Enterprise AI company Cohere launched its first voice model on Thursday. The model, called Transcribe, is an open source automatic speech recognition tool designed for tasks like note-taking and speech analysis.
Relatively lightweight at just 2 billion parameters, the model is intended for use with consumer-grade GPUs for those who prefer to self-host it. It currently supports 14 languages: English, French, German, Italian, Spanish, Portuguese, Greek, Dutch, Polish, Chinese, Japanese, Korean, Vietnamese, and Arabic.
Cohere states that Transcribe outperforms models such as Zoom Scribe v1, IBM Granite 4.0 1B, ElevenLabs Scribe v2, and Qwen3-ASR-1.7B Speech on the Hugging Face Open ASR leaderboard. It achieves an average word error rate of 5.42, which is lower than any other model on that benchmark.
The company claims Transcribe had an average win rate of 61% over other models when human evaluators assessed its transcriptions for accuracy, coherence, and usability. However, the model fell behind its rivals when transcribing Portuguese, German, and Spanish.
Cohere says Transcribe can process 525 minutes of audio in a single minute, a rate considered high for its class of model.

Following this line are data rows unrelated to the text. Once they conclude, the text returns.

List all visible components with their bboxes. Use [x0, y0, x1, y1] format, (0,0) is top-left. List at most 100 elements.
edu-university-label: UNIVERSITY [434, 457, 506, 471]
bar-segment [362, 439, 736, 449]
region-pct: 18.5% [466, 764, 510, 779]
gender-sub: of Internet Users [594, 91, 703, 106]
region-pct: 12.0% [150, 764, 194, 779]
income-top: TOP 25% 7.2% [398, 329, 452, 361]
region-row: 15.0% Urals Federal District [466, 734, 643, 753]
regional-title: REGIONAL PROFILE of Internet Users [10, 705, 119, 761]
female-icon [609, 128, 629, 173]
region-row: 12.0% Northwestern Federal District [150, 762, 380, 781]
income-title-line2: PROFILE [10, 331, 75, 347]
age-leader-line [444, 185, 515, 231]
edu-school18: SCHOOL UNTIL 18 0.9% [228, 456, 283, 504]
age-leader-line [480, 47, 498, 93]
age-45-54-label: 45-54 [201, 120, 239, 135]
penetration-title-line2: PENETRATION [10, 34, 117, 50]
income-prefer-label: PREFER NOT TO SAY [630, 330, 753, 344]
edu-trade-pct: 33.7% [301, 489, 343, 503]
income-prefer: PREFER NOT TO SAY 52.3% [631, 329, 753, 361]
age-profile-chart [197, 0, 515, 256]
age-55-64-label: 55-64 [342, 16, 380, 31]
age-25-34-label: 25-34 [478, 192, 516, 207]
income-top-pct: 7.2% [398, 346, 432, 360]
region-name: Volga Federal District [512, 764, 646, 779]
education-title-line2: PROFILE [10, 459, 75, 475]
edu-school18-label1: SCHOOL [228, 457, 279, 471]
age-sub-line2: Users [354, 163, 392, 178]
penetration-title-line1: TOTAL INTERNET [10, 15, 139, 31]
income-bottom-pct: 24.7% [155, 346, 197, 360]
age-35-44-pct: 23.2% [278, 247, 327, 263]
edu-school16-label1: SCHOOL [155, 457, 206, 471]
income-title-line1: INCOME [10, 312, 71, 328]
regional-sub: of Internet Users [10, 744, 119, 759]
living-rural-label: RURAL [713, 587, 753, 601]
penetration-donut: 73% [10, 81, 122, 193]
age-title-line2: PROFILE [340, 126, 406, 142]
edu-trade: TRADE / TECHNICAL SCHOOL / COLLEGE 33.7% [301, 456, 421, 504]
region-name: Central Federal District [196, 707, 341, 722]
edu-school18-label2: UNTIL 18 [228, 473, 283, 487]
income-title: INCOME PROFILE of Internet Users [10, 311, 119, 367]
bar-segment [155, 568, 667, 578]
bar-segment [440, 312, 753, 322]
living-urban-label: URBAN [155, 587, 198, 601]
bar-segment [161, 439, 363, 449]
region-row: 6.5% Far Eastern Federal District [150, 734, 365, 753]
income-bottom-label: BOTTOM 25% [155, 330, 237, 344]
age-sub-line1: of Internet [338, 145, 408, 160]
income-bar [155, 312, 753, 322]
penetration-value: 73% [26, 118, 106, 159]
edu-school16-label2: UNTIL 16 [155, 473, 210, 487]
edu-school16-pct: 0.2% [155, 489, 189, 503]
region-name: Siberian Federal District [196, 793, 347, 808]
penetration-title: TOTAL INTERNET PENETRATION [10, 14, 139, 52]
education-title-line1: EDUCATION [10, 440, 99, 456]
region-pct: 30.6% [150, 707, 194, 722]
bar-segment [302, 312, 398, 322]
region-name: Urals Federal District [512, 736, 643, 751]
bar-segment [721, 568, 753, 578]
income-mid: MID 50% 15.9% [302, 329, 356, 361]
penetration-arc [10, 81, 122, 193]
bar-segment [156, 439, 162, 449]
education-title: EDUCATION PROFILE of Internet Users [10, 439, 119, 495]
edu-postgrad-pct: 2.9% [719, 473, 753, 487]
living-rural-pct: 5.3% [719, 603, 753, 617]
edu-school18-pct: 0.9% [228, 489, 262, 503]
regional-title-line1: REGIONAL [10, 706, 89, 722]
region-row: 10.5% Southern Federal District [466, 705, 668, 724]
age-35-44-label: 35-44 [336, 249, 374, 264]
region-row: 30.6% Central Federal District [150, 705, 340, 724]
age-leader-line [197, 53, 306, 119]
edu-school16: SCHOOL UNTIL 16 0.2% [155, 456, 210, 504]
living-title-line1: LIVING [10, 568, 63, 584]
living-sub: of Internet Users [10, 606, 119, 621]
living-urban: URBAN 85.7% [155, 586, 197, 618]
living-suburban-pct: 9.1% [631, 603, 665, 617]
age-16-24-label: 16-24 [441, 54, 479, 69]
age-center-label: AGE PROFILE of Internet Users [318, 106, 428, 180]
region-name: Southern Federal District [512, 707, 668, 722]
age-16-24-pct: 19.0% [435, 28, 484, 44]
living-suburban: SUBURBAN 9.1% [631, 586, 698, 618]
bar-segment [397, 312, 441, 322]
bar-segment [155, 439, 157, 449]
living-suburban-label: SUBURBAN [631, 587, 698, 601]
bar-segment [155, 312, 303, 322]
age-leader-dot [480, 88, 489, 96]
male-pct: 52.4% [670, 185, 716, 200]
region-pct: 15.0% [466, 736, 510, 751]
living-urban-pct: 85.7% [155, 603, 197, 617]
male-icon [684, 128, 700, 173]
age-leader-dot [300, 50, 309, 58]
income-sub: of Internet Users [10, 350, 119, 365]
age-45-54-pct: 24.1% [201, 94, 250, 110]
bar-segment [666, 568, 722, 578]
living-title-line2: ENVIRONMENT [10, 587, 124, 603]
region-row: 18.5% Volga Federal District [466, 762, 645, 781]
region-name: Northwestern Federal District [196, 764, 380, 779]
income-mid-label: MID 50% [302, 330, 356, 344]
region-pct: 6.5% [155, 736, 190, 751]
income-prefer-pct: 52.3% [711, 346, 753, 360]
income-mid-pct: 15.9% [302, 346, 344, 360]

The company plans to integrate Transcribe into its enterprise agent orchestration platform, North, and is making the model available through its API for free. The model will also be available on Model Vault, Cohere’s managed inference platform.
Speech recognition models are growing increasingly popular as demand grows for note-taking and dictation apps.
Earlier this year, Cohere reportedly told investors that it was generating annual recurring revenue of $240 million in 2025. Its CEO, Aidan Gomez, was cited as saying that the startup may go public soon.